Encolheu-se no leito, levantando o lençol até o pescoço.
Não notando, ou não ligando, para o medo refletido em seus gestos, o homem inclinou-se. Apavorada por perceber que ele planejava beija-la, mesmo com o corpo fraco e mole, em um ato de proteção, Sara espalmou as mãos no tórax do estranho e o emburrou.
— Ainda zangada? — Ele deslizou os dedos pelo cabelo curto, o tom seco evidenciando o desagrado com a atitude dela. — Sara, vamos parar com essa briga estúpida.
— Não sei do que o senhor esta falando. Nem te conheço — revidou assustada com o jeito que ele falava com ela e com a tentativa de beija-la.
Confuso, o homem a encarou fixamente como se quisesse ler seus pensamentos.
Uma pressão no peito de Sara a fez arfar, sua garganta ardia e tinha uma vontade intensa de chorar. Desesperada por ter um estranho em seu quarto, em pânico Sara olhou ansiosa ao redor, identificando Silvia sentada perto da janela.
— Por favor, chame a minha madrinha — pediu apavorada, apontando o homem ao seu lado. — E leve esse senhor com você.
Silvia olhou de um para o outro com olhos arregalados, abria e fechava a boca, mas nada dizia e nem fazia o que lhe foi pedido. Sara estava a ponto de gritar com a enfermeira quando Tatiana entrou no quarto.
— Madrinha... — Sara chamou sentindo-se sem ar e trêmula.
Tatiana foi para perto, examinando-a. Percebendo que Sara olhava apavorada para o homem parado observando-a, pediu:
— Rodrigo, me espere em minha sala.
O estranho titubeou, a expressão fechada fitando Sara. Exasperada com a resistência do homem em fazer o que pediu, Tatiana praticamente o colocou para fora do quarto e, depois de fechar a porta, retornou para o lado de Sara.
— Quem era aquele homem? Ele tentou me beijar.
— Querida, descanse um pouco. Daqui a pouco conversaremos — Tatiana prometeu antes de deixa-la em companhia da enfermeira.
Dessa vez, incomodada com a estranha visita, não conseguiu fazer o que lhe foi pedido. Estava em um hospital e, com exceção de Tatiana, estava sem nenhum de seus conhecidos por perto.
Olhou para as flores, cartões e ursos no quarto, sinal de que tivera visitas.
— Silvia, por favor, pegue aqueles cartões pra mim.
A enfermeira rapidamente pegou todos e levou até ela.
Sara abriu cada um, eram cinco no total. Um era de Laura, sorriu ao lembrar-se da amiga de infância. Estranhou que a assinatura dela e os desejos de melhoras vinham junto ao nome Júlio. O único rapaz que conhecia com esse nome era um colega delas do colégio, por quem Laura era secretamente apaixonada. Estavam juntos, agora? Quanto tempo passou desacordada? O que perdeu nesse tempo?
Inspirou e espirou para conter a aflição que fazia suas mãos tremerem e um frio subir por sua espinha.
Abriu o segundo cartão, não havia assinatura e a mensagem era estranha, sobre ela ter conseguido o palco que sempre desejou.

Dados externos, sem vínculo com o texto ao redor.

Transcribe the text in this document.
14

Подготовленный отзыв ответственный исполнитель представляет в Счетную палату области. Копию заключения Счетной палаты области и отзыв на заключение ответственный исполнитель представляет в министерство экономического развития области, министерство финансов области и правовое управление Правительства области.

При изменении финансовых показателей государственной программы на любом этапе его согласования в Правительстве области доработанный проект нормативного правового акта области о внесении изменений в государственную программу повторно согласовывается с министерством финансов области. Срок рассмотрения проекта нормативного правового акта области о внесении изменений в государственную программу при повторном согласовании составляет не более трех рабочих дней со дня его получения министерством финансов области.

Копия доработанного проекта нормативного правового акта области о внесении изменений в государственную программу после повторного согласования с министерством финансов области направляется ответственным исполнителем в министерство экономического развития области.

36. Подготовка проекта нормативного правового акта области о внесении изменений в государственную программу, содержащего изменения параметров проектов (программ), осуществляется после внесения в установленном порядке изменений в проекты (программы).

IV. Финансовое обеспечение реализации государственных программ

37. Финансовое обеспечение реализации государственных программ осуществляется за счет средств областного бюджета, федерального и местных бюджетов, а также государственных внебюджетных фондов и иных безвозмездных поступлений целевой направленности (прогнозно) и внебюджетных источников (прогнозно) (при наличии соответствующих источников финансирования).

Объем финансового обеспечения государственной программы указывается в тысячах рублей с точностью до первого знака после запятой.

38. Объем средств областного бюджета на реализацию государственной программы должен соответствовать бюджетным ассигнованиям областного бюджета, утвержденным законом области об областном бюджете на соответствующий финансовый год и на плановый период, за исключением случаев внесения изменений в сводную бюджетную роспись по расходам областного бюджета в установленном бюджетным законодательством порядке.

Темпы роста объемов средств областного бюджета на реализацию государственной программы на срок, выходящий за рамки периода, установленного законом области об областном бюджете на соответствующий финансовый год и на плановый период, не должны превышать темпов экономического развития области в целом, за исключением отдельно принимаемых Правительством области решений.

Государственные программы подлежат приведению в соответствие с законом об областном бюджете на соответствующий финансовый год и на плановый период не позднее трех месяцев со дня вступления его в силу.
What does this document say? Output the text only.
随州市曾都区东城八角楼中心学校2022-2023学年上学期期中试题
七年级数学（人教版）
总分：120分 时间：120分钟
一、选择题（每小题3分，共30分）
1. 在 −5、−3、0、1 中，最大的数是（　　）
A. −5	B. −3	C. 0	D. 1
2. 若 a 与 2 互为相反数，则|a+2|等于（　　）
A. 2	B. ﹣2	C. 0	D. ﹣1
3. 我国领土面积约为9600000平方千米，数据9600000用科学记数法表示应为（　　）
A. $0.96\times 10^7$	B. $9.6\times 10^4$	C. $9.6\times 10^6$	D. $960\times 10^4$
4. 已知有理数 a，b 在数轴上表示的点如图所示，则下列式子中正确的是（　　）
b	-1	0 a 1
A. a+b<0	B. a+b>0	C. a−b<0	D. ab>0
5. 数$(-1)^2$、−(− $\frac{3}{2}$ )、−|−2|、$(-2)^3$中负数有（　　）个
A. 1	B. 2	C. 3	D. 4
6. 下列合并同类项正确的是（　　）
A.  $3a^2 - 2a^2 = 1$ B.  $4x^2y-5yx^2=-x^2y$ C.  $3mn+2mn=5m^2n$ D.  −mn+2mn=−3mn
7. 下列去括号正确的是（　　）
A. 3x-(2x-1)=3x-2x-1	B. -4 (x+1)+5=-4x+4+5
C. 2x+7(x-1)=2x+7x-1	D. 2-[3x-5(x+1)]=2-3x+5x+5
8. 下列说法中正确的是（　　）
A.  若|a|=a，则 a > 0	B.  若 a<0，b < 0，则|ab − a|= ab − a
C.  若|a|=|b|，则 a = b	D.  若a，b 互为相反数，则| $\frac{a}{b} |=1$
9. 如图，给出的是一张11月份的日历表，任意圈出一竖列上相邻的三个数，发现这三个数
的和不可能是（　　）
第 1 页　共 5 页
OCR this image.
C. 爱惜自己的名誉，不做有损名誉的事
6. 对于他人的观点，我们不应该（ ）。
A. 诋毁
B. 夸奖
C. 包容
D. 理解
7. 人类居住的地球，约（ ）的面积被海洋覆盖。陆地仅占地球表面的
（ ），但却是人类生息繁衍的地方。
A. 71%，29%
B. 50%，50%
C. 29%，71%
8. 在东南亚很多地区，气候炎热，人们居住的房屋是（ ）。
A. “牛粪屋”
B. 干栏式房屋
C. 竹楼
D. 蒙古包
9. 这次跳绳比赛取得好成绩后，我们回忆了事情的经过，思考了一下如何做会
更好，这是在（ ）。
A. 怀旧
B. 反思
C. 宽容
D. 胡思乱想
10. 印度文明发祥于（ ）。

Os outros dois tinham mensagens genéricas dos próprios cartões com a assinatura de Rodrigo Montenegro. Reconhecendo o nome que Tatiana usara com o estranho, perguntou-se quem seria. Um médico? Amigo de sua mãe? Mas, se assim era, por qual motivo tivera coragem de tentar beija-la?
— Só tem esses? — perguntou para a enfermeira, estranhando não ver cartões assinados por seus amigos do colégio, por sua mãe e nem pelo namorado.
Silvia remexeu entre os vasos e ursos, depois confirmou que eram os únicos.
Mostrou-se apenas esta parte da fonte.